Fabrics – stock fabrics collected over the years – justify his use of describing Standing Ground as sustainable. They include his signature jerseys, silks, silk crepe marocain, silk georgette, double satin, silk organza, silk faille and silk velvet, the latter a speciality. Even listing them sounds like an incantation. The jersey he uses features his beading, hand sewn one by one, down to even tiny micro beads, so what was initially decorative has developed into a structural component of the garment and gives form to the seaming.

Does he align himself with designers such as Madame Gres, Vionnet or Charles James? He replies that he considers Rick Owens a great designer. And what does he think of being an Irish designer? “There are many ways to be an Irish designer, so many ways to reinterpret our culture and so many ways to define what our culture is. We are a nation of storytellers and there are different stories to be told.”

With all this intensely fastidious attention to detail, how does he relax? “I have a dog, an Affenpinscher called Igor, and I groom him. I don’t chill out to relax as I have to be active because I do everything to the nth degree – if I had a garden, I think I would grow speciality roses.” It’s no surprise that when he was asked as a child what he wanted to be, he replied “a sculptor”.

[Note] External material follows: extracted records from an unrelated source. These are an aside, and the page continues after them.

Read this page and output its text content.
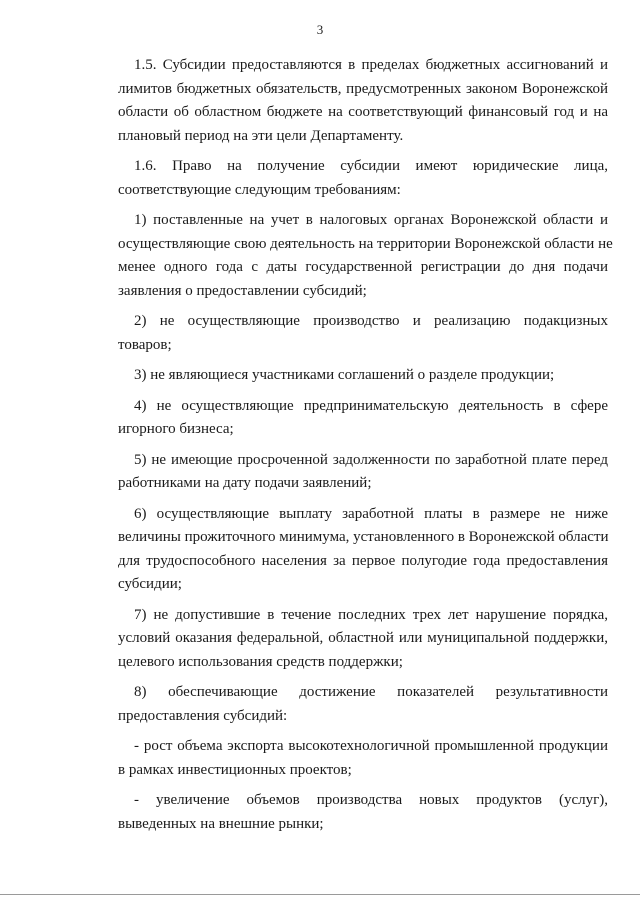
3
1.5. Субсидии предоставляются в пределах бюджетных ассигнований и
лимитов бюджетных обязательств, предусмотренных законом Воронежской
области об областном бюджете на соответствующий финансовый год и на
плановый период на эти цели Департаменту.
1.6. Право на получение субсидии имеют юридические лица,
соответствующие следующим требованиям:
1) поставленные на учет в налоговых органах Воронежской области и
осуществляющие свою деятельность на территории Воронежской области не
менее одного года с даты государственной регистрации до дня подачи
заявления о предоставлении субсидий;
2) не осуществляющие производство и реализацию подакцизных
товаров;
3) не являющиеся участниками соглашений о разделе продукции;
4) не осуществляющие предпринимательскую деятельность в сфере
игорного бизнеса;
5) не имеющие просроченной задолженности по заработной плате перед
работниками на дату подачи заявлений;
6) осуществляющие выплату заработной платы в размере не ниже
величины прожиточного минимума, установленного в Воронежской области
для трудоспособного населения за первое полугодие года предоставления
субсидии;
7) не допустившие в течение последних трех лет нарушение порядка,
условий оказания федеральной, областной или муниципальной поддержки,
целевого использования средств поддержки;
8) обеспечивающие достижение показателей результативности
предоставления субсидий:
- рост объема экспорта высокотехнологичной промышленной продукции
в рамках инвестиционных проектов;
- увеличение объемов производства новых продуктов (услуг),
выведенных на внешние рынки;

The haute couture collection will be supported by stylist Tallulah Harlech, daughter of Amanda Harlech, famed muse to both John Galliano and Karl Lagerfeld who oversaw his most recent photoshoot. “Tallulah saw what I was doing and stood by me – you need a champion. This collection is my own and I will be all over every aspect of it – you can’t do your whole vision otherwise. You are just showing the potential of what you can do.”